Trump also acknowledged the magnitude of the moment.
"This ceremony has special meaning as Justice Gorsuch is filling the seat of one of the greatest Supreme Court judges in American history, and that's Antonin Scalia, who is a terrific — was a terrific judge and a terrific person," Trump said. "Justice Scalia was a patriot who revered our Constitution. He was beloved by many, very many, who are here today, and he is deeply missed by all of us."
Trump's first months in the White House have otherwise been plagued by legislative missteps on healthcare and legal challenges to his immigration travel ban. However, the administration and Trump's supporters see Gorsuch's confirmation as a campaign promise kept and a notch in the win column as the White House eyes the end of the critical first 100 day period.
"He will decide cases based not on personal preferences, but a fair and objective reading of the law," Trump said.
Justice Anthony Kennedy administered the judicial oath in the White House Rose Garden. It was the first time a sitting justice swore in a former clerk to join him as a colleague on the high court bench.
"I cannot tell you how honored I am to have here today my mentor, Justice Kennedy, administer the judicial oath, a beautiful oath, as he did for me 11 years ago when I became a Circuit judge," Gorsuch said, adding that he was "humbled" by the role.

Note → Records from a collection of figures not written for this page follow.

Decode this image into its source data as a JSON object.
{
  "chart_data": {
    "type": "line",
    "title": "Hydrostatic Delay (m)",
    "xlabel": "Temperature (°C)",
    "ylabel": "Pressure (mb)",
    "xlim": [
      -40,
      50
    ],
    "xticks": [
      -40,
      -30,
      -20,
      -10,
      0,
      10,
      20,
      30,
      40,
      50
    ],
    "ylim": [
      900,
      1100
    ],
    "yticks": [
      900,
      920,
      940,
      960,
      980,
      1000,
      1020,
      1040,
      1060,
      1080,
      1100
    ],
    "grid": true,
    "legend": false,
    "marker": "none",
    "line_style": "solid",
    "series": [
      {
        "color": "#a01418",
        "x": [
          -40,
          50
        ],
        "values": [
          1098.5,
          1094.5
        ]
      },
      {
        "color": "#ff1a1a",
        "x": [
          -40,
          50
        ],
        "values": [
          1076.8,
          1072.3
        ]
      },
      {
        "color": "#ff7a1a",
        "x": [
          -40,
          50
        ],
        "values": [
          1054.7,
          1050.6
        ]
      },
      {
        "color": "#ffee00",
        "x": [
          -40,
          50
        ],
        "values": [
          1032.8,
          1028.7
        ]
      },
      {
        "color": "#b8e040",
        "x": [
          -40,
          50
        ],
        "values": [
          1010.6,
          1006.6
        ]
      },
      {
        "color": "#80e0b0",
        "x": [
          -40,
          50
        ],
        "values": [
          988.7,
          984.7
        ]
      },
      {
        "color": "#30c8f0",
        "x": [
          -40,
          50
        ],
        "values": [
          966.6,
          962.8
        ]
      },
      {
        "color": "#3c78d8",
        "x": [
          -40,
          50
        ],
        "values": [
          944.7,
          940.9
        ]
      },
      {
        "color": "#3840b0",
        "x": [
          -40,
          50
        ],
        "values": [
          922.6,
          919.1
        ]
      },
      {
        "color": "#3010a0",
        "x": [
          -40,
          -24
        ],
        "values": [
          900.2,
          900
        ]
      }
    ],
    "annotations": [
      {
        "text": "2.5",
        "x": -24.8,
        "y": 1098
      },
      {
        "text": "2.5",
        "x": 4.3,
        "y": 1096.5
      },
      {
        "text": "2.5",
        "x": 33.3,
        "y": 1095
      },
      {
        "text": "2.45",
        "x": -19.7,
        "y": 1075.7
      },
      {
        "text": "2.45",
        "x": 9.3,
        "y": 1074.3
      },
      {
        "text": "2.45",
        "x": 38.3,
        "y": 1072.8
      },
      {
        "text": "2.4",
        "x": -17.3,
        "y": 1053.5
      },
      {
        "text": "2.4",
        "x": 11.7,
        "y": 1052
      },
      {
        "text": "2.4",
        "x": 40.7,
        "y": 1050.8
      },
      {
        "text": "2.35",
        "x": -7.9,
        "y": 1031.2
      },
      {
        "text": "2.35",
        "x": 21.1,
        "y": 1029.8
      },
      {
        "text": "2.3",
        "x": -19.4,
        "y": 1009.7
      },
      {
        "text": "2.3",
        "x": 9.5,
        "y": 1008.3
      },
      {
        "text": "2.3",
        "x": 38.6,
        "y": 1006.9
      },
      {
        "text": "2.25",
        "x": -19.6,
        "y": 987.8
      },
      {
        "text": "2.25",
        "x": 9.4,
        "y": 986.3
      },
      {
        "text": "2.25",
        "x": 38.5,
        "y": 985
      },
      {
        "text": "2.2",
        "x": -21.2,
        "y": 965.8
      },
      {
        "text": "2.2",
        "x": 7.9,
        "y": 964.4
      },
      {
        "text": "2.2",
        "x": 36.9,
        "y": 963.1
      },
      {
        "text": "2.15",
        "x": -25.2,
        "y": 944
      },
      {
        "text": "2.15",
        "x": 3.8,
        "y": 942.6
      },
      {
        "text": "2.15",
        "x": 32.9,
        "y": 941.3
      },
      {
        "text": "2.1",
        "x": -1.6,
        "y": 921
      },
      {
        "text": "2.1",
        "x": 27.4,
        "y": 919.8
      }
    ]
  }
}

"I am humbled by the trust placed in me today," Gorsuch said. "I will never forget that to whom much is given, much will be expected. And I promise you that I will do all my powers permit to be a faithful servant of the Constitution and laws of this great nation."
Gorsuch will replace the late conservative Justice Antonin Scalia, who passed away in February of 2016.
This was the second of two oaths taken by Supreme Court's newest justice on Monday. The first was administered earlier that morning by Chief Justice John Roberts with Scalia's widow and one of his sons in attendance, as well as the other eight Supreme Court justices.
Gorsuch's swearing in comes after a fierce confirmation battle, waged largely along party lines, that deeply divided the Senate. Democrats tried to block Gorsuch's nomination Thursday with a procedural filibuster but were met by a historic and unprecedented counter by Republicans.
Senate Republicans invoked the "nuclear option" — allowing all future Supreme Court nominees to pass with a 51-vote simple majority instead of the previous 60-vote threshold.
Just three Democrats crossed party lines to confirm Gorsuch: Sens. Joe Donnelly of Indiana), Joe Manchin of West Virginia and Heidi Heitkamp of North Dakota.
While Republicans and the White House praised Gorsuch as a mainstream and qualified jurist, Democrats sounded the alarm over past rulings that they said reflected a preference for corporate interests.
Their opposition was also rooted in the Republican block of President Barack Obama's Supreme Court pick Merrick Garland, who was nominated last year to replace Scalia. Senate Majority Leader Mitch McConnell at the time refused to consider Garland's nomination because of the proximity to the presidential election.
Garland never saw a vote.
Gorsuch can't vote on cases argued before he was sworn-in. However, he could play a decisive role in an important freedom of religion case to be heard April 19.
The court will hear the final 13 cases of the term in April.